When I was in Maryland, we had a LEADS scholar who got his PhD who actually was the director of our training academy. He looked at emotional intelligence and leadership development, and a lot of opportunities to develop our command, which to me is a sweet spot within the organization where you can really have an exponential impact on outcomes. My current LEADS scholar in Charleston in South Carolina is looking at a whole variety of things. We just did an audit with our community on racial bias, it involves so many things. We had 70 recommendations that came out at this audit. It affects traffic and use of force, our data analytics, how we’re engaged with our community, and a whole variety of other things like community trust, community engagement, community policing, training, technology. And so he is able to really lean into that space, lean into that audit, lean into the LEADS scholars, and all the scientists and researchers that are a part of that program at NIJ, and draw from that at no cost to me, and through those relationships begin to really help us with this audit, help us pivot incrementally into a much better position.

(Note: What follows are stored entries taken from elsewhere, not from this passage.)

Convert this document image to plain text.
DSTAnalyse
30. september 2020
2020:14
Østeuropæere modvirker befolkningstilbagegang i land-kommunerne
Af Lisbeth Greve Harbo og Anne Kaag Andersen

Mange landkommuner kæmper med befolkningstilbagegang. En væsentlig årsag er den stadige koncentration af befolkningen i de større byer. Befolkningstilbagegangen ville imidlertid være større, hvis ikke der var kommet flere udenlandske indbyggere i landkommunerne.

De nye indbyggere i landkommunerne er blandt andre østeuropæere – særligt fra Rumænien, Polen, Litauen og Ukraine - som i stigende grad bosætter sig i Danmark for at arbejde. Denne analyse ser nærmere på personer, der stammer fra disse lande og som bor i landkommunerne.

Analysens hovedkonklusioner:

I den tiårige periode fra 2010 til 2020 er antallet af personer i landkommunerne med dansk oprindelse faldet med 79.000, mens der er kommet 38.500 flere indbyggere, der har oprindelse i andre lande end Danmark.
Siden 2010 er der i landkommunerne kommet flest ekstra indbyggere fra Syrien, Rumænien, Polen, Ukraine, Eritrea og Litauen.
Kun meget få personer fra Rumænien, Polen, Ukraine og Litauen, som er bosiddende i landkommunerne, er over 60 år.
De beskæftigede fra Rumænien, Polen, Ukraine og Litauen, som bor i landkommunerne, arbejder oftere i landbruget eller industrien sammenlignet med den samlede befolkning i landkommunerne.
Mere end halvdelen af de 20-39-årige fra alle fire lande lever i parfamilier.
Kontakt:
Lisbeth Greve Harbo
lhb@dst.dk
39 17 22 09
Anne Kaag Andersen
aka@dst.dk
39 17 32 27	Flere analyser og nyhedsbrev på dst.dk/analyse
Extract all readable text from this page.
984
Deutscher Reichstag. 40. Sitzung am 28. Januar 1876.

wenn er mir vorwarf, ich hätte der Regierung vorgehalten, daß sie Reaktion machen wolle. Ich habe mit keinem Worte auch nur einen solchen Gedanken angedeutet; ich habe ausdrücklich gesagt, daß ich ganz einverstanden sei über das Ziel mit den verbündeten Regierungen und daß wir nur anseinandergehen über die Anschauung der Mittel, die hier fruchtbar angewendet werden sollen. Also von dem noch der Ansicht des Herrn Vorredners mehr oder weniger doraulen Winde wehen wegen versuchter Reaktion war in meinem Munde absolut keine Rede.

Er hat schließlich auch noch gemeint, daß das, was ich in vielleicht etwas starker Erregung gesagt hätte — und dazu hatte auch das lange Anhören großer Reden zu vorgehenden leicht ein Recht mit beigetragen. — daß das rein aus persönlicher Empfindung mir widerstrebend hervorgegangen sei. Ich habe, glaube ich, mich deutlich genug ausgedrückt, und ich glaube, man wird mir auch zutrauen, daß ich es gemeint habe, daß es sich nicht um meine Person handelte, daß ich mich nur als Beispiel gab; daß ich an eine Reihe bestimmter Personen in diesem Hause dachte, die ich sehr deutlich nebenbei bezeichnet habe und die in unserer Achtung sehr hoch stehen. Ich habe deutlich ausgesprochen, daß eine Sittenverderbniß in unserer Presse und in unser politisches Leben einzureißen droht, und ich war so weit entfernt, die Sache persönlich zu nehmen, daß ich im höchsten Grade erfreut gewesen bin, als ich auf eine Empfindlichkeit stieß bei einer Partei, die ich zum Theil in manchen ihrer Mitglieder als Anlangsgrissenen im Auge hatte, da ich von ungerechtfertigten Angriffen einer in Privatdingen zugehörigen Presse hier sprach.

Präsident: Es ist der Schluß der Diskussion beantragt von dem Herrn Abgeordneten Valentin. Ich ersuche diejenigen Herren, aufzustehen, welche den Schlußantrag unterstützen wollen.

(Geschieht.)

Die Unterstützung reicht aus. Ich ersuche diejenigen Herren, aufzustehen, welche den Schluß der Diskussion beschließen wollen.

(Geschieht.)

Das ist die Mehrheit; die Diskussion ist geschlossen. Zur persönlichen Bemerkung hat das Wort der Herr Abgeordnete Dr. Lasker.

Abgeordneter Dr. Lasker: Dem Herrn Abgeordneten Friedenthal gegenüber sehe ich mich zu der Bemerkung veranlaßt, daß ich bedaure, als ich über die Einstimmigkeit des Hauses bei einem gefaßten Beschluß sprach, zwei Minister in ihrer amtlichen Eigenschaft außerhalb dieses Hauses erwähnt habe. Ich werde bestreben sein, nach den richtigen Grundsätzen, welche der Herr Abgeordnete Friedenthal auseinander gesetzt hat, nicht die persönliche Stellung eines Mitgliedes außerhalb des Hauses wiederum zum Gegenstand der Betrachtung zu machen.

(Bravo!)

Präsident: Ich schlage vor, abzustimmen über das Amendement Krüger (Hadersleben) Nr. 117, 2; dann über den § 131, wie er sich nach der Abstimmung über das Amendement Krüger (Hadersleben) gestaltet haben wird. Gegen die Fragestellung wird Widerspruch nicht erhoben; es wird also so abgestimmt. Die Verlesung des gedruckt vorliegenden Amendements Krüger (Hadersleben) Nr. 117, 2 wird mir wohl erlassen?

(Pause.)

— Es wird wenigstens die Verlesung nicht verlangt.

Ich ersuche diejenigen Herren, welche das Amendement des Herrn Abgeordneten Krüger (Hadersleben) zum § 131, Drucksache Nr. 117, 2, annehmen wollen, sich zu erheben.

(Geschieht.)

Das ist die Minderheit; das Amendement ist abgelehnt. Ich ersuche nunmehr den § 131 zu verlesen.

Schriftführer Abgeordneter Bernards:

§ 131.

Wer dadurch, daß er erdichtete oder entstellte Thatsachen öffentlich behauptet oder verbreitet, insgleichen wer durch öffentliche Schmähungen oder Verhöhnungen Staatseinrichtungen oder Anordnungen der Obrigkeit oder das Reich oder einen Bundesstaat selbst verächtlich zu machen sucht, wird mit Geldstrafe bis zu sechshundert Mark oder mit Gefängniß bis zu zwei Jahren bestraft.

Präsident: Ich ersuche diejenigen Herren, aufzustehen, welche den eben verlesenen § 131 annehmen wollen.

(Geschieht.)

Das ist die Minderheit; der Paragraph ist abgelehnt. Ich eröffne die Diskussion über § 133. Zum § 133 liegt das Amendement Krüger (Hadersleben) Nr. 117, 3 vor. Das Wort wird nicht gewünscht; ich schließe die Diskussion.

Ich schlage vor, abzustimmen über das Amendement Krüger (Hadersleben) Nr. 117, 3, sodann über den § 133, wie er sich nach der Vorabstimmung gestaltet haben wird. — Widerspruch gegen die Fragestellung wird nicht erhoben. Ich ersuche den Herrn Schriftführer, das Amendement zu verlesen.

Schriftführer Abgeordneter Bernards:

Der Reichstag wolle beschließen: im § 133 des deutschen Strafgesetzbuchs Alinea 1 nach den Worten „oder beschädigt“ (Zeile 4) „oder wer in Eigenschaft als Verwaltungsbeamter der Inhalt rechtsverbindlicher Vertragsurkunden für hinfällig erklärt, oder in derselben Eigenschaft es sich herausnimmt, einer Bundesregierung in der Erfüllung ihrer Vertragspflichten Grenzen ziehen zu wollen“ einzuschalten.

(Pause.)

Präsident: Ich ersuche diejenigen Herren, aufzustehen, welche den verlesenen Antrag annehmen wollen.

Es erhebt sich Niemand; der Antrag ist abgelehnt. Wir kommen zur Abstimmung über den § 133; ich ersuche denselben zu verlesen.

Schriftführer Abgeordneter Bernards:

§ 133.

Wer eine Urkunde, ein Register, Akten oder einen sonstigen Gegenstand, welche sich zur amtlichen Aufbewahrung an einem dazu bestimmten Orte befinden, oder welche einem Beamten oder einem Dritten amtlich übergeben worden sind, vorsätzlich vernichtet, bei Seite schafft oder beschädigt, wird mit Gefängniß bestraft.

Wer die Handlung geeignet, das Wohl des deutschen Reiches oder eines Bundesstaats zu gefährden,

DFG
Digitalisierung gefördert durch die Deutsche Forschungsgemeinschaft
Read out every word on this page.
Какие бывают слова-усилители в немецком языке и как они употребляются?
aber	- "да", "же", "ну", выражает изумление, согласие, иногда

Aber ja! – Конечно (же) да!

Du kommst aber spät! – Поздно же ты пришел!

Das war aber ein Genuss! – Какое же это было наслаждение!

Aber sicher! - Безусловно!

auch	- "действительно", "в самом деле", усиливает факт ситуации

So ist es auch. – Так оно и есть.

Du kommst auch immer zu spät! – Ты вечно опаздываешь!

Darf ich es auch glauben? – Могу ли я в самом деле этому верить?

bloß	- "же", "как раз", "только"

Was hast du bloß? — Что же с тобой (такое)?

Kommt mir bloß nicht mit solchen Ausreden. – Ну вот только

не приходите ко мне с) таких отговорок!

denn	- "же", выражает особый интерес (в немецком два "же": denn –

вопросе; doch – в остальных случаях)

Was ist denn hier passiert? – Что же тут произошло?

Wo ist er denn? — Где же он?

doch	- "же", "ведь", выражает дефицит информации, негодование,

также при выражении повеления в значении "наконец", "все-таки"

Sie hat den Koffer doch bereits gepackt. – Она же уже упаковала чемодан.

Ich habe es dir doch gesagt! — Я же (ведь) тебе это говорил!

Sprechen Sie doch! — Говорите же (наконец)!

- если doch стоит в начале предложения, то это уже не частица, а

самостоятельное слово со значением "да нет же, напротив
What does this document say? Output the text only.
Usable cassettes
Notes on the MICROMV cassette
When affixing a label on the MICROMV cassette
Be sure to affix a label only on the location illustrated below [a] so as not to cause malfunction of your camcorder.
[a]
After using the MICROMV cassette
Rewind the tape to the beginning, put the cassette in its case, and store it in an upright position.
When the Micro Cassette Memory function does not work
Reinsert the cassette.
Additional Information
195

I would say it’s a tremendous opportunity, it’s a golden opportunity, and I would strongly support your smart people that have an interest, that have a motivation, that have that position within your organization to submit. Another piece of advice I would say is commit to it, support them, give them the time, give them the space, give them the ability to kind of throw ideas back and forth within your organization so that you get maximum benefit. The LEADS Scholars Program is working. It’s making an impact in our industry. And so I’m a big supporter. I couldn’t be more supportive. But I think that chiefs need to be involved and they need to put the LEADS scholars in a position of influence within the organization and surround them by people that are making decisions, that are changing policies, that are working on practices that are going to have an impact in the communities, in the agency, and have better outcomes.